Adorning his palace with crusade-themed mosaic pavements might well have been intended to help persuade parliament (which often met inside the palace complex) to supply the required funds.

The mosaic - with its portrayal of English anti-Muslim violence - also, in a sense, relates to the rapidly increasing racist atmosphere within medieval England.

The Crusades, which had started more than a century before Henry’s reign, had created huge animosity against non-Christians.

The first major upsurge in racism - triggered by the 3rd crusade - erupted in the late 12th century, just a few years before Henry was born.

The only non Christian minority in England were the Jews - and anti-Semitic massacres occurred in London and several other towns.

England's crusader king, Richard the Lionheart, portrayed in the pavement. ( )

Henry iii was particularly anti-Jewish. For much of his long reign, he forced England’s Jews to wear yellow star identification badges and encouraged anti-Semitic propaganda. His reign also saw an upsurge in anti-Semitic violence.

Indeed, very shortly after the crusader mosaic was installed in his royal palace in London, he banned the construction of new synagogues, forced Jews to help pay for the upkeep of local churches throughout England, banned Christians from eating with Jews, outlawed sexual relations between Jews and Christians and banned English Jews from living in most English towns.

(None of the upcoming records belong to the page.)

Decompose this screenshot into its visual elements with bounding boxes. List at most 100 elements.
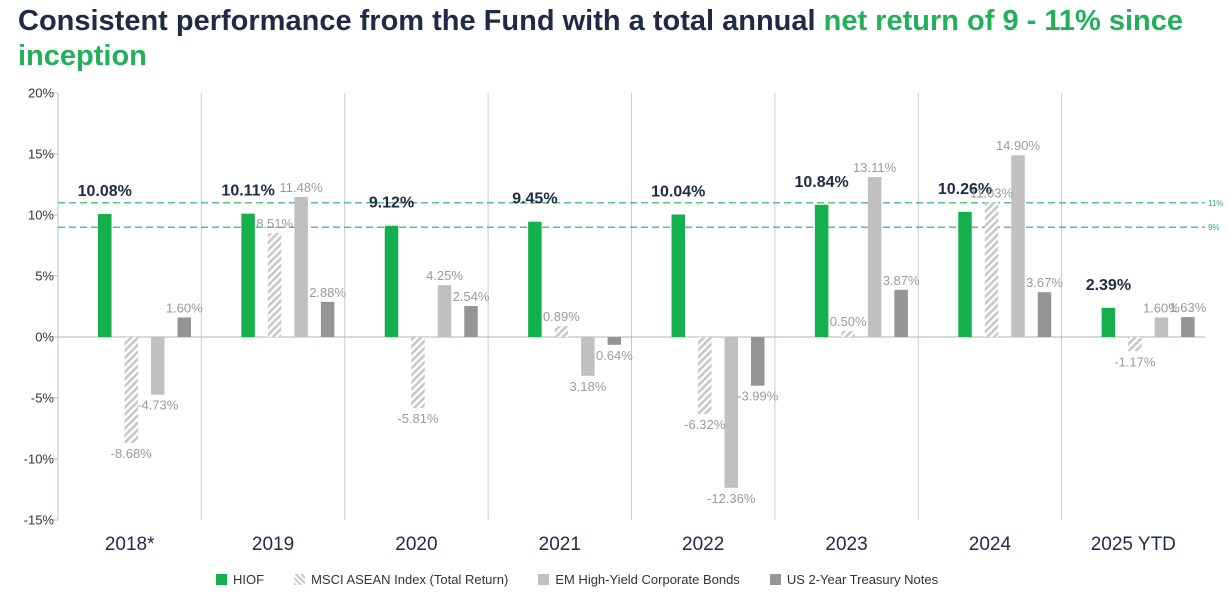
data-label: -4.73% <box>137 398 179 413</box>
chart-title: Consistent performance from the Fund wit… <box>18 4 1218 74</box>
bar-em-high-yield-corporate-bonds <box>581 337 595 376</box>
x-tick-label: 2018* <box>105 534 155 555</box>
data-label: 14.90% <box>996 138 1041 153</box>
data-label: 11.03% <box>970 185 1014 200</box>
data-label: 10.04% <box>651 184 705 201</box>
data-label: 3.18% <box>569 379 606 394</box>
bar-msci-asean-index-total-return- <box>698 337 712 415</box>
bar-hiof <box>98 214 112 337</box>
bar-hiof <box>958 211 972 337</box>
y-tick-label: 5% <box>35 269 54 284</box>
data-label: 4.25% <box>426 268 463 283</box>
bar-us-2-year-treasury-notes <box>177 317 191 337</box>
data-label: 2.39% <box>1086 277 1131 294</box>
title-text: Consistent performance from the Fund wit… <box>18 5 824 37</box>
data-label: -6.32% <box>684 417 726 432</box>
data-label: 3.67% <box>1026 275 1063 290</box>
data-label: 10.11% <box>221 183 274 200</box>
x-tick-label: 2019 <box>252 534 294 555</box>
x-tick-label: 2022 <box>682 534 724 555</box>
bar-em-high-yield-corporate-bonds <box>437 285 452 337</box>
bar-em-high-yield-corporate-bonds <box>151 337 165 395</box>
x-tick-label: 2024 <box>969 534 1012 555</box>
data-label: -8.68% <box>111 446 153 461</box>
category-dividers <box>200 93 1063 520</box>
bar-chart: 20% 15% 10% 5% 0% -5% -10% -15% 11% 9% 10.08% -8.… <box>24 86 1224 556</box>
legend-swatch-ust <box>769 573 781 585</box>
data-label: -5.81% <box>397 411 439 426</box>
data-label: 8.51% <box>256 216 293 231</box>
y-tick-label: 15% <box>28 147 54 162</box>
bar-hiof <box>528 221 542 337</box>
bar-msci-asean-index-total-return- <box>1128 337 1142 352</box>
data-label: 1.60% <box>166 300 203 315</box>
legend-label-hiof: HIOF <box>233 571 265 587</box>
legend-item-hiof: HIOF <box>216 572 264 587</box>
bar-msci-asean-index-total-return- <box>267 233 282 337</box>
legend-swatch-hiof <box>216 573 227 585</box>
legend-swatch-msci <box>294 573 306 585</box>
bar-msci-asean-index-total-return- <box>554 326 569 337</box>
bar-us-2-year-treasury-notes <box>464 306 478 337</box>
data-label: 10.26% <box>938 181 992 198</box>
bars <box>98 155 1195 488</box>
bar-us-2-year-treasury-notes <box>607 337 622 345</box>
legend-label-em: EM High-Yield Corporate Bonds <box>555 571 740 587</box>
legend-item-ust: US 2-Year Treasury Notes <box>769 571 939 587</box>
bar-us-2-year-treasury-notes <box>320 301 335 337</box>
y-tick-label: 20% <box>28 86 54 101</box>
x-tick-label: 2023 <box>825 534 867 555</box>
x-tick-label: 2020 <box>395 534 437 555</box>
reference-line-label: 9% <box>1208 223 1220 232</box>
bar-msci-asean-index-total-return- <box>841 330 855 337</box>
y-tick-label: 10% <box>28 208 54 223</box>
reference-line-label: 11% <box>1208 199 1223 208</box>
data-label: -12.36% <box>707 491 756 506</box>
legend-label-msci: MSCI ASEAN Index (Total Return) <box>311 571 509 587</box>
bar-em-high-yield-corporate-bonds <box>294 196 308 337</box>
bar-em-high-yield-corporate-bonds <box>1011 155 1025 337</box>
y-tick-label: -5% <box>31 391 55 406</box>
bar-us-2-year-treasury-notes <box>894 289 908 337</box>
legend-item-msci: MSCI ASEAN Index (Total Return) <box>294 572 508 587</box>
data-label: 10.84% <box>794 174 848 191</box>
x-tick-label: 2021 <box>539 534 581 555</box>
legend-label-ust: US 2-Year Treasury Notes <box>786 571 939 587</box>
bar-us-2-year-treasury-notes <box>751 337 765 386</box>
data-label: 11.48% <box>280 180 324 195</box>
data-label: 10.08% <box>78 183 132 200</box>
data-label: 2.54% <box>453 289 490 304</box>
legend: HIOF MSCI ASEAN Index (Total Return) EM … <box>216 570 968 588</box>
data-label: -3.99% <box>737 389 779 404</box>
data-label: 13.11% <box>853 160 897 175</box>
data-label: 1.60% <box>1143 300 1180 315</box>
data-label: 9.12% <box>369 195 414 212</box>
y-tick-label: 0% <box>35 330 54 345</box>
data-label: 0.89% <box>543 309 580 324</box>
reference-lines: 11% 9% <box>58 199 1223 232</box>
data-label: 0.64% <box>596 348 633 363</box>
x-tick-label: 2025 YTD <box>1091 534 1176 555</box>
bar-em-high-yield-corporate-bonds <box>1154 317 1169 337</box>
bar-hiof <box>384 225 399 337</box>
data-label: 9.45% <box>512 191 557 208</box>
bar-msci-asean-index-total-return- <box>984 202 999 337</box>
bar-msci-asean-index-total-return- <box>124 337 138 443</box>
data-labels: 10.08% -8.68% -4.73% 1.60% 10.11% 8.51% 11.48%… <box>78 138 1207 506</box>
bar-us-2-year-treasury-notes <box>1037 292 1052 337</box>
y-tick-label: -10% <box>24 452 55 467</box>
data-label: 0.50% <box>830 314 867 329</box>
bar-hiof <box>671 214 685 337</box>
legend-item-em: EM High-Yield Corporate Bonds <box>538 572 740 587</box>
title-highlight: net return of 9 - 11% since inception <box>18 5 1184 72</box>
x-axis: 2018* 2019 2020 2021 2022 2023 2024 2025 YTD <box>105 534 1176 555</box>
data-label: 3.87% <box>883 273 920 288</box>
bar-msci-asean-index-total-return- <box>411 337 425 408</box>
bar-hiof <box>1101 307 1116 337</box>
data-label: 2.88% <box>309 285 346 300</box>
legend-swatch-em <box>538 573 550 585</box>
data-label: -1.17% <box>1114 354 1156 369</box>
data-label: 1.63% <box>1169 300 1206 315</box>
bar-em-high-yield-corporate-bonds <box>867 177 882 337</box>
y-tick-label: -15% <box>24 513 55 528</box>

It is conceivable that he thought that increased royal anti-Semitism would please parliament (especially the Bishops and other clerical members of it) - and might therefore increase his chances of getting Parliament to give him money.

The mosaic pavement design - being studied and digitally recreated by Dr Luyster - was originally created to adorn one of the palace’s garden buildings or for the Queen’s personal suite within the Palace itself (and, potentially, also for use in other palace buildings).

The six acre palace complex - located in Westminster - was part of a 30 acre royal and ecclesiastical area the size of a small town.

“The remarkable digital reconstruction of the mosaic pavement sheds fascinating new light on the politics and culture of a very significant period In English history,” said a leading expert on the era, Kings College London Professor David Carpenter, who is shortly due to publish (with Yale University Press) the second part of the most comprehensive biography of England’s King Henry iii ever written.

The British Museum has lent its Chertsey tile collection to a museum in Worcester, Massachusetts for an exhibition (due to open later this week) about the mosaic pavement.